Pandeglang – Hampir setengahnya dari 326 jumlah Kepala Desa di Kabupaten Pandeglang Provinsi Banten belum lama ini melakukan kunjungan obsevasi dengan Daerah tujuan Desa Kutuh Kecamatan Kuta Selatan Kabupaten Badung Bali,Kunjungan dalam konteks Muhasabah (melakukan evaluasi menuju kearah perbaikan dalam koridor Pemerintahan.Red) atau bimtek atau istilah lain studi banding di motori langsung oleh Asosisasi Pemerintah Desa Seluruh Indonesia (Apdesi) Kabupaten Pandeglang.dari kunjungan tersebut beberapa narasumber dengan berbagai sudut pandangnya memberikan komentar beragam mulai dari sisi negative seperti penghamburan biaya yang sia-sia atau sebaliknya bahwa Muhasabah ke Pulau Dewata dirasa perlu lantaran untuk membangun suatu Pemerintaha Desa yang maju dan mandiri perlu melakukan obsevasi guna menyempurnakan kekurangan yang ada selama ini.

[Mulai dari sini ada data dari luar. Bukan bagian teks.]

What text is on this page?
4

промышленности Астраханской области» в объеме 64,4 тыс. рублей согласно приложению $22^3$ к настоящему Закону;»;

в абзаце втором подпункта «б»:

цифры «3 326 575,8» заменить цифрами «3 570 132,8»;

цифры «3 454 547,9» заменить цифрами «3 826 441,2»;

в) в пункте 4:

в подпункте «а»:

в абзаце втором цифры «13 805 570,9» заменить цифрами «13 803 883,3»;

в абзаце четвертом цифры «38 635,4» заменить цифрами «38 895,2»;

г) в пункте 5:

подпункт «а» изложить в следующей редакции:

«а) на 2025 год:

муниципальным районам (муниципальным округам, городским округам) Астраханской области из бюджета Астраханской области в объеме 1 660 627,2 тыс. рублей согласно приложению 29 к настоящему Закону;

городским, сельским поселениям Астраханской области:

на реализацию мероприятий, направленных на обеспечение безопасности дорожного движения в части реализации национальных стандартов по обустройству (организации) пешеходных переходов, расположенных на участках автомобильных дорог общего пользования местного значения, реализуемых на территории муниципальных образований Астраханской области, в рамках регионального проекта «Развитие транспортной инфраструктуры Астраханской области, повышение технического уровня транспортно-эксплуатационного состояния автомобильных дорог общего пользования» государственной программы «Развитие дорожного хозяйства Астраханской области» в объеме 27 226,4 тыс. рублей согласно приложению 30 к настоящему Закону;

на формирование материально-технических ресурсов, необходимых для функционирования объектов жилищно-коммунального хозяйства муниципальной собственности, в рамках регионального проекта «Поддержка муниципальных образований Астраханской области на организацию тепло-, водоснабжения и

“Awal pekan lalu (23/9/19) Salah satu Peserta yaitu Ade Marji Kepala Desa Banyumas sekaligus Ketua Ikatan Kepala Desa (Ikades) Kecamatan Bojong Kabupaten Pandeglang mengatakan bahwa hasil dari muhasabah tersebut memiliki manfaat yang luar biasa terutama dari segi pembangunan yang spesifikasinya pada sumber daya manusia (SDM) contohnya dari sektor Pariwisata, Ekonomi,dan bidang lainnya’Kenapa Pariwisata di Bali maju,lantaran di dukung langsung oleh Pemerintah Daerah baik dari segi birokrasi maupun finansial,artinya Pemda setempat memberikan keleluasaan penuh kepada Desa untuk diolah dirawat sekaligus di pertahankan terutama dari segi keasriannya,Adapun soal penghasilan Pemda tidak turut campur bahkan mempersilahkan kepada Desa untuk dimanfaatkan sebaik-baiknya.’ Ungkap Ade.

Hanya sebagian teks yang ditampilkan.